All this hatred and persecution resembles the panic of racists who pretend they can halt the demographic future of a country that is ceasing to be predominantly white by using pure cruelty.

This is paired with an attack on abortion access that is, sometimes, explicitly designed to encourage white women to bear more babies. The rationale cites a below-replacement birthrate in the US, a trend less impactful than in some other nations because of a young, industrious immigrant workforce that sustains the economy. Yet, rather than providing the societal assistance that might make raising children easier, the strategy has been punitive and coercive.

A prominent journalist notes that the reproductive politics of certain political figures—along with insults aimed at women without children—amount to pronatalism. This ideology "typically merges concerns over falling fertility with opposition to immigration and anti-women's rights ideas."

In a similar vein, reporting indicates that "attempts to raise the birth rate cannot make up for broader policies designed to cut government assistance initiatives like Medicaid and children's health insurance. The so-called 'pro-family' focus isn't merely about encouraging procreation. Instead, it is utilized as a tool to advance a conservative agenda that endangers the health of women, bodily autonomy, and labor force involvement."

Incoherent Policies and Widespread Resistance

Together, the anti-immigration and pronatalist policies represent an attempt to forcibly alter the country's population future. In the end, both amount to foolish bullying by proponents of hate who unintentionally demonstrate that their claims to superiority must be rooted in race and gender; absent these categories, their arguments collapse into incoherent nonsense.

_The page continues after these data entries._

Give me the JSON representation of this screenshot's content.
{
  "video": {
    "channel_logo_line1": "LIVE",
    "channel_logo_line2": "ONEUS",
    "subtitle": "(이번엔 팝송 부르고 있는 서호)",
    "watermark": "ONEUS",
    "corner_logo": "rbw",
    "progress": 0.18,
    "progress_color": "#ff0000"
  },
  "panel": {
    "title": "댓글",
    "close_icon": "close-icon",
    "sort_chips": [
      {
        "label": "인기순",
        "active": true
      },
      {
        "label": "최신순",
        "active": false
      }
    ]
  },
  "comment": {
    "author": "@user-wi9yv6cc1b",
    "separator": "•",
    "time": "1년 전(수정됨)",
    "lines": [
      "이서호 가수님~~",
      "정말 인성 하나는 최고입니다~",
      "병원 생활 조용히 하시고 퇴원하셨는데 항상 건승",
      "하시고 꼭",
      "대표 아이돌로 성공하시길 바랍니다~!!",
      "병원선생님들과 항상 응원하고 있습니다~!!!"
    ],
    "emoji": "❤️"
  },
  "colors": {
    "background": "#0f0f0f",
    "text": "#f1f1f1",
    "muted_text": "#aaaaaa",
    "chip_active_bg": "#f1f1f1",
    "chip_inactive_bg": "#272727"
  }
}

Much of the justification offered by the Trump team fails to align with observable realities and real-world results. For example, maritime attacks in the southern Caribbean frequently focus on small vessels which are not proven to be transporting drugs and not able of making it to the United States. Likewise, Venezuela's role in the fentanyl trade is minimal, and its involvement with cocaine is far less than that of neighboring countries on the continent.

The government's position extends to environmental policy, with a rejection of "climate change ideology" and "carbon neutrality targets." An emotional attachment to fossil fuels, particularly coal, leading to policies that force communities to invest in obsolete and toxic power sources while sabotaging cheaper, cleaner renewables. At the same time, health officials have advanced unscientific nutritional plans while eroding general public health safeguards.

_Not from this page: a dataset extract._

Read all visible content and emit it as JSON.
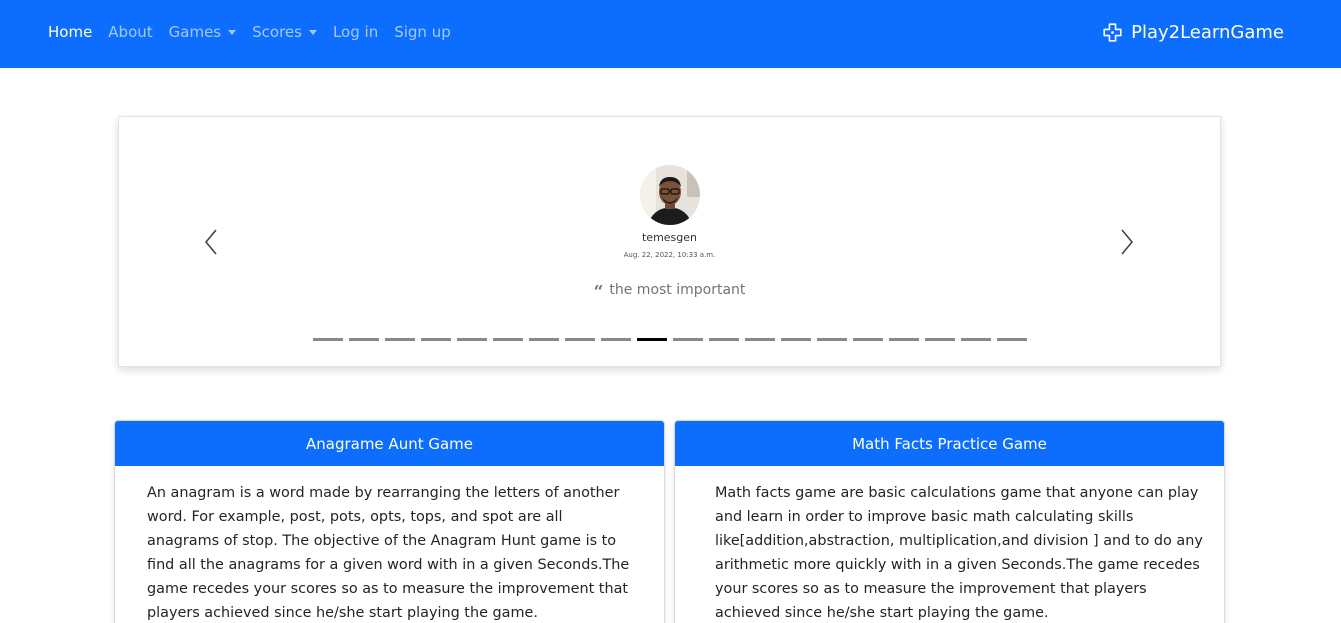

The core premise of the anti-immigrant offensive is that people of color born abroad are dangerous intruders. However, across the nation—in cities like L.A. and Charlotte, from Chicago to Portland—it is the administration's own agents, the ICE and Border Patrol officers, whom local communities view as the unwelcome, violent invaders.

No symbol is more powerful of the broad repudiation of this approach than the countless individuals organizing, protesting, facing danger and detention to defend their neighbors. City after city has risen up in protection of its people. No amount of derogatory language or intimidation can alter this fundamental truth.

Tara Walker
Tara Walker

A tech enthusiast and writer passionate about innovation and self-improvement, sharing insights from years of experience.